The Attractor Mechanism in Five Dimensions
Finn Larsen
TL;DR
This work provides a pedagogical account of the attractor mechanism in five-dimensional $N=2$ supergravity arising from M-theory on Calabi–Yau three-folds, emphasizing real special geometry and its role in fixing moduli at black hole horizons. It derives both central-charge–driven gradient flows and explicit attractor formulas for spherically symmetric BPS black holes, relating horizon values of the moduli to electric charges and presenting the entropy in terms of a cubic invariant of the charges. The text then extends the mechanism to non-spherical, supersymmetric configurations including black rings, black strings, and multi-center solutions, highlighting the appearance of magnetic charges via dipoles and the associated near-horizon geometries ($AdS_2\times S^3$ for holes, $AdS_3\times S^2$ for rings) and supersymmetry enhancement.
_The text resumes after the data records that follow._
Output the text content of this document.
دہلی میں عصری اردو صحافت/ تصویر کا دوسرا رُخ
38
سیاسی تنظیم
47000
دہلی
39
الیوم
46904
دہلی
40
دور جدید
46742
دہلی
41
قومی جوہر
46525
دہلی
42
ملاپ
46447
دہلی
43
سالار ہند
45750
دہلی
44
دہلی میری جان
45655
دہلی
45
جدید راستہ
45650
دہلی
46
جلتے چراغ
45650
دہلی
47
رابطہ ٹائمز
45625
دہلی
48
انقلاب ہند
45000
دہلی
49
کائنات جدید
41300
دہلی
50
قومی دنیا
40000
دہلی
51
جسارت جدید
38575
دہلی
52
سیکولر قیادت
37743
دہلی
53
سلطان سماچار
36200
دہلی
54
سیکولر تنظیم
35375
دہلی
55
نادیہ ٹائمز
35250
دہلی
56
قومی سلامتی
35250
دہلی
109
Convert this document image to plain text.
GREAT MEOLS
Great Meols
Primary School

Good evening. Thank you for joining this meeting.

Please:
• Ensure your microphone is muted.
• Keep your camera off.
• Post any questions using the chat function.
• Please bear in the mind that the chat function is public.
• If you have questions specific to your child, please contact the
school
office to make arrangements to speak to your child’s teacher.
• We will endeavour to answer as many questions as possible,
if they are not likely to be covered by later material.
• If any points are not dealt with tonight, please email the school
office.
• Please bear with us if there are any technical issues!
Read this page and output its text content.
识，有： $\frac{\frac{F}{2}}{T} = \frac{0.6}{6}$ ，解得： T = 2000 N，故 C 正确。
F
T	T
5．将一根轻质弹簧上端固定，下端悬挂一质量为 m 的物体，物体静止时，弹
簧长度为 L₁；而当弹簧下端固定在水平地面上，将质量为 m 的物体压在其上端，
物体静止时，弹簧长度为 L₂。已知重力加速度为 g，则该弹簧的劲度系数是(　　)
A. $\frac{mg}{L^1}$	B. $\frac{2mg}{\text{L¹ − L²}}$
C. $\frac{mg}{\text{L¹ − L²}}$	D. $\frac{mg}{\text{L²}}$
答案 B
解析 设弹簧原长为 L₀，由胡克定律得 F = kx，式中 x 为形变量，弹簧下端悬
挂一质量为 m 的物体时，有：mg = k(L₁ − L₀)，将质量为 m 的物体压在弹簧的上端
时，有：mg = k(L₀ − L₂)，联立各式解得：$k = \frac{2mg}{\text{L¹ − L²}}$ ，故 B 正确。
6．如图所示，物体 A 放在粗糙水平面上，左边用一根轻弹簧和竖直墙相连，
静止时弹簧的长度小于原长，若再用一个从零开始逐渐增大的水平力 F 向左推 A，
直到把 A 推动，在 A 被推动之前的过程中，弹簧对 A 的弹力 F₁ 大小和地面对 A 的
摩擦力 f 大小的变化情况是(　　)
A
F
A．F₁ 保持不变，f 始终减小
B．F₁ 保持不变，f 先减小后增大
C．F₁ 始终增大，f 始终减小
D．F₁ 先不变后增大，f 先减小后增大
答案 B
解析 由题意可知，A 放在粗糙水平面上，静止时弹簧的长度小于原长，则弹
An alternative extremization viewpoint is developed, showing how the attractor values can follow from minimizing an effective potential or entropy-like functionals, and discussing the connections to thermodynamics and split attractor flows. Collectively, these results illuminate how horizon data in diverse extremal configurations are governed by extremization principles tied to the central charges and geometric invariants, with implications for microphysical interpretations and black object thermodynamics.
Abstract
We give a pedagogical introduction to the attractor mechanism. We begin by developing the formalism for the simplest example of spherically symmetric black holes in five dimensions which preserve supersymmetry. We then discuss the refinements needed when spherical symmetry is relaxed. This is motivated by rotating black holes and, especially, black rings. An introduction to non-BPS attractors is included, as is a discussion of thermodynamic interpretations of the attractor mechanism.